Şaban Vatan kızının intihar ettiğine inanmıyor
Baba Şaban Vatan ise kızının intihar sonucu değil, bir aracın çarpması nedeniyle öldüğünü savunuyor. Şaban Vatan, kızının ölümüne neden olan aracı, Giresun’un Eynesil ilçesinin AKP’li belediye başkanı Coşkun Somuncuoğlu’nun yeğeninin kullandığını iddia ediyor.
DW Türkçe’ye konuşan ve yaşadıklarını anlatan baba, kızının ölümüne dair gerçeklerin üzerinin örtülmeye çalışıldığını söylüyor.

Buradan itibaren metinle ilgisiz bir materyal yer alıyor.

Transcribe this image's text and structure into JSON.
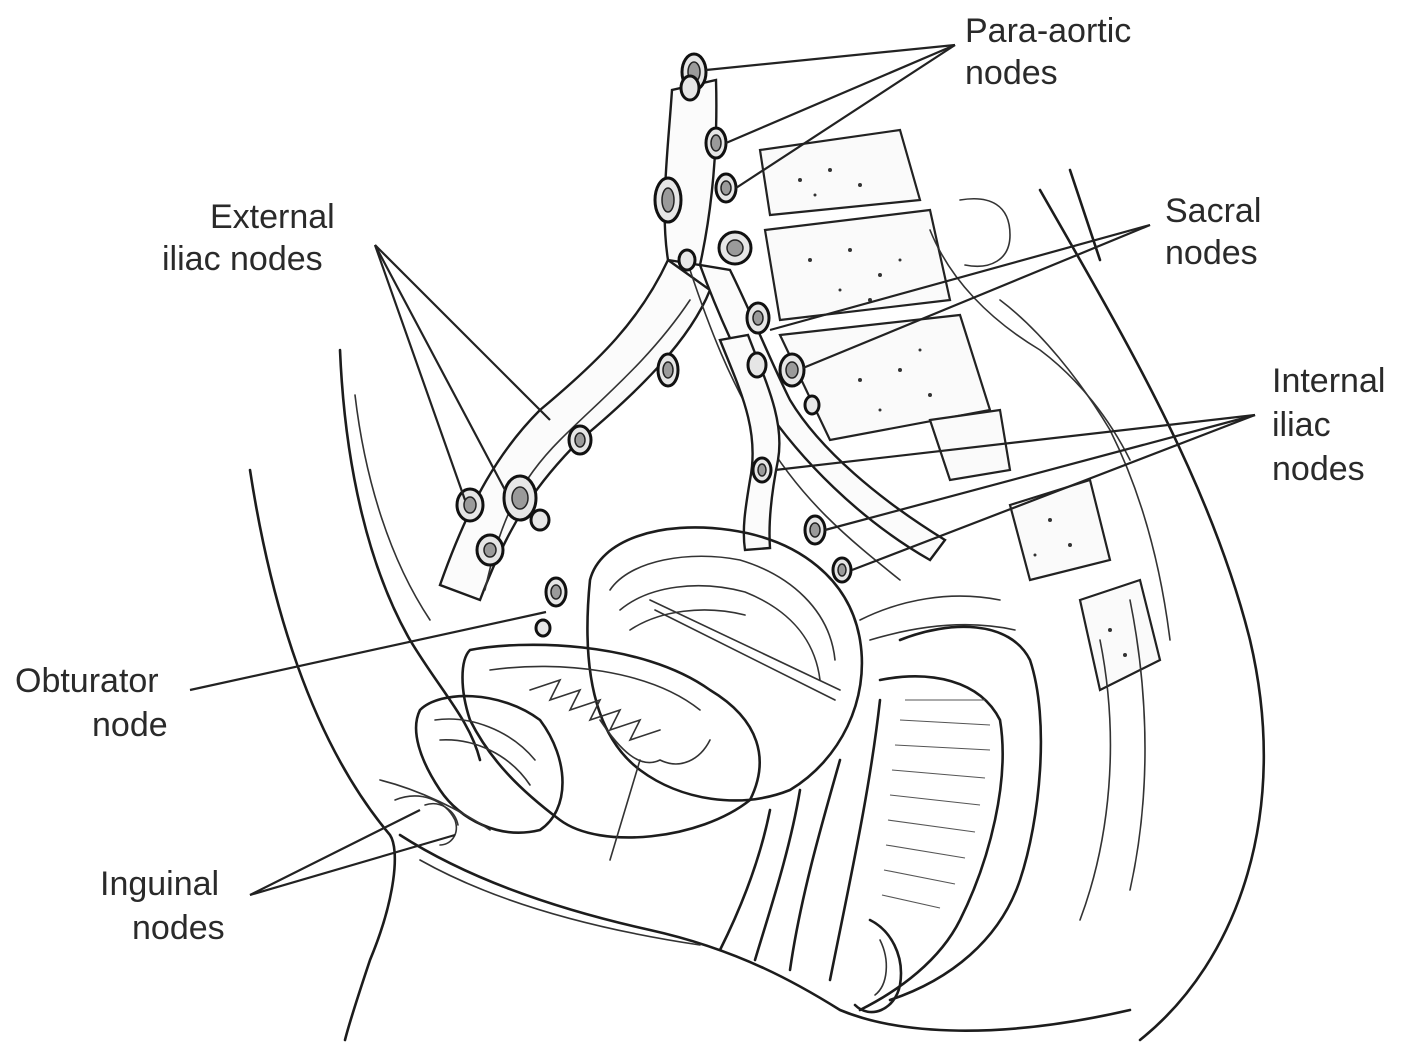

Kızının sol ayağının kopar derecesine gelmiş olması ve atardamar kesiği bulunmasına karşın yerde hiç kan olmamasından şüphe duyan baba Şaban Vatan, kızının ölüm nedenini araştırma başladığını anlatıyor. Zira atar damarın kesilmesiyle kan akışı olması gerekiyor.
Rabia Naz Vatan'ın ölüm nedeni emniyet kayıtlarına "beşinci kattaki evinden atlayarak intihar etti’ olarak geçiyor. Ancak mahalledekilerle konuşan baba, olayın yaşandığı gün yüksekten atlama ya da düşmeye benzer bir ses duyulmadığını da öğreniyor.

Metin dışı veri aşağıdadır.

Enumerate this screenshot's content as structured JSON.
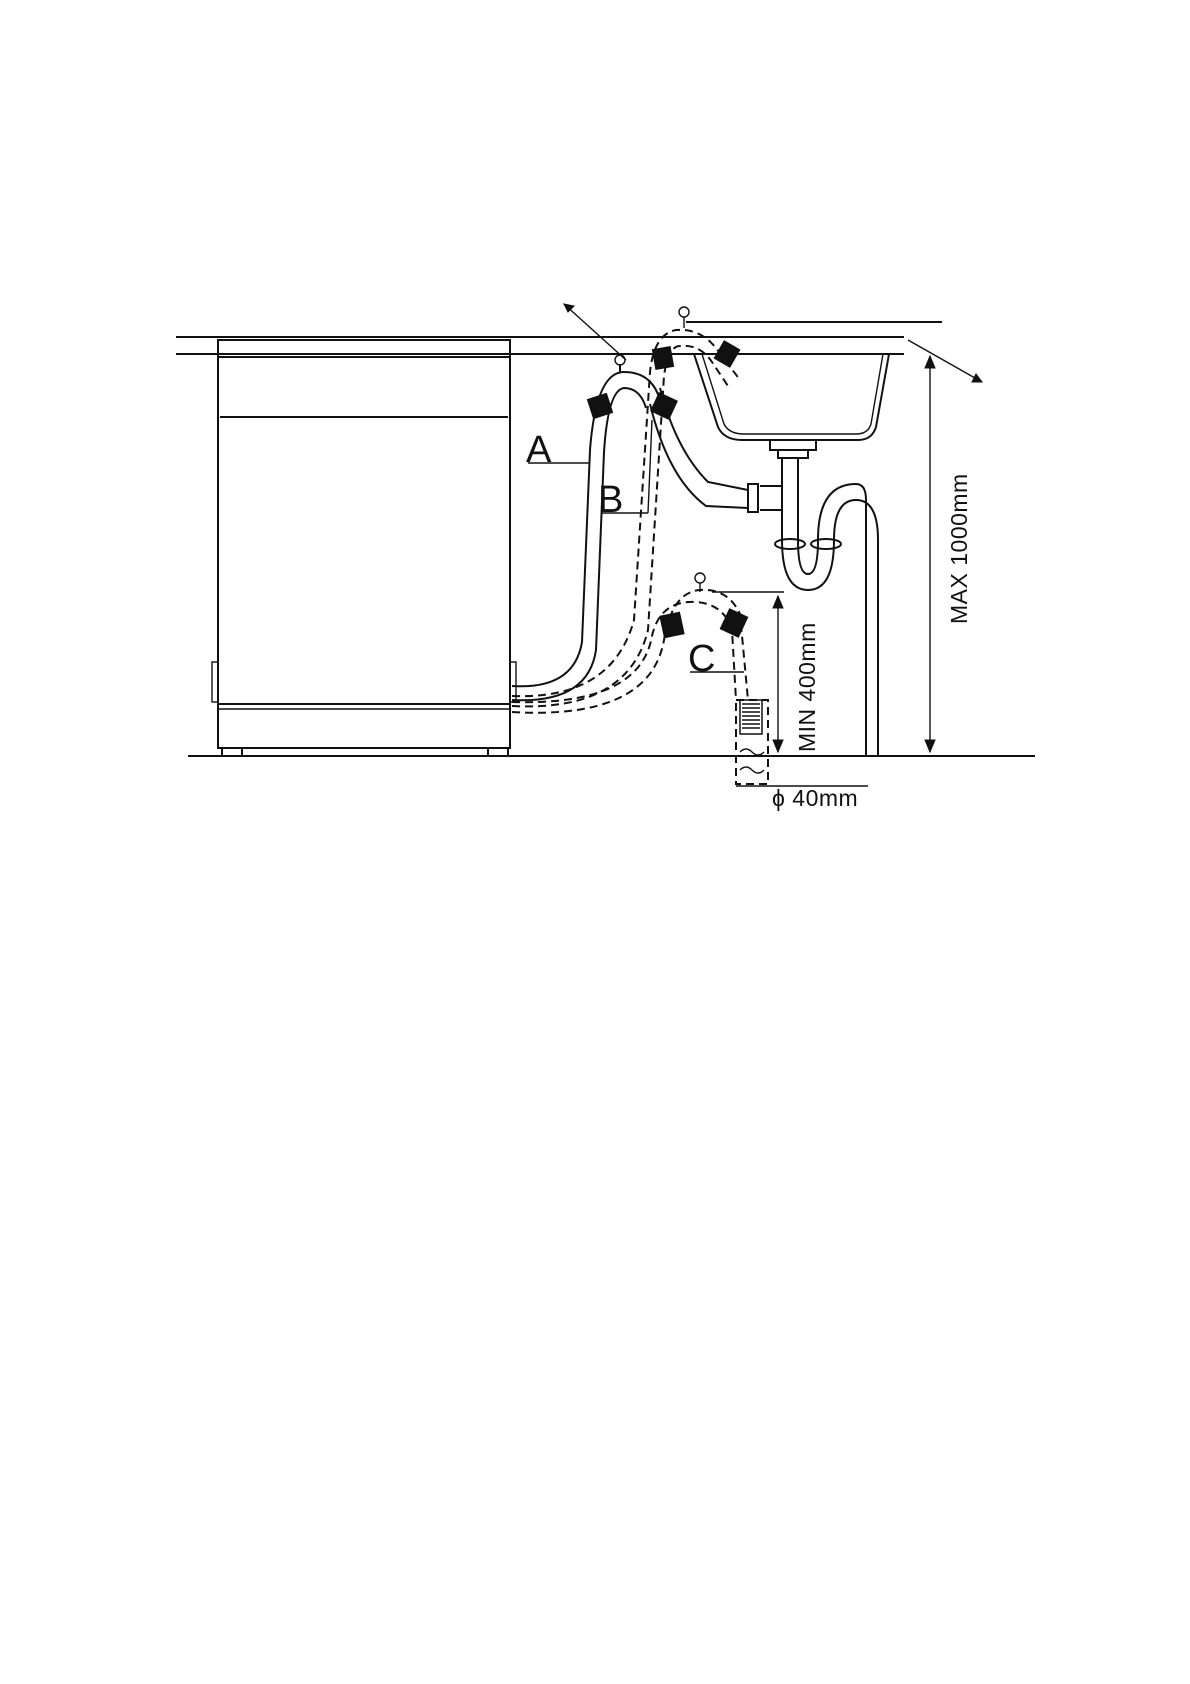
{
  "labels": {
    "hose_a": "A",
    "hose_b": "B",
    "hose_c": "C",
    "max_height": "MAX 1000mm",
    "min_height": "MIN 400mm",
    "pipe_diameter": "ϕ 40mm"
  },
  "colors": {
    "line": "#111111",
    "background": "#ffffff"
  }
}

Baba ayrıca, kızının ağır yaralı olarak bulunduğu dakikalarda Fiat Doblo marka bir aracın hızla civardan geçtiğini bilgisine ulaşıyor.
Baba Vatan, bu sırada Rabia Naz’ın kıyafetlerindeki talaş, saman ve tozun da dikkatini çektiğini söylüyor. Oysa küçük kızın düştüğü belirtilen yerde talaş, saman ya da toz bulunmuyor. Kızın üzerindeki kalıntılar babanın aklına, yakınlarda ahır olarak kullanılan metruk binayı getiriyor. Mekanın, evladının kanının temizlendiği yer olabileceğinden şüpheleniyor. Babaya göre kızı başka yerde ölüyor ve evlerinin önüne bırakılıyor. Bu durumda arabanın da yıkanması gerektiğini düşünen baba, mahalledeki oto yıkamacıya gidiyor. O gün yalnızca bir aracın yıkandığını, aracın markasının Fiat Doblo, renginin siyah, sahibininse telaşlı olduğunu öğreniyor. Baba, elde ettiği bu bilgileri emniyet yetkilileriyle paylaşıyor.
DNA testi bir türlü yapılamıyor
Vatan, emniyet harekete geçmeyince olayın örtbas edilmeye çalışıldığını düşünüyor. Emniyetin hazırladığı raporda, annesi kızınca Rabia Naz’ın psikolojisinin bozulduğu ve pencereden atlayarak intihar ettiği belirtiliyor. Buna ek olarak Rabia Naz’ın okuduğu kitaplardan etkilendiği notu da düşülüyor.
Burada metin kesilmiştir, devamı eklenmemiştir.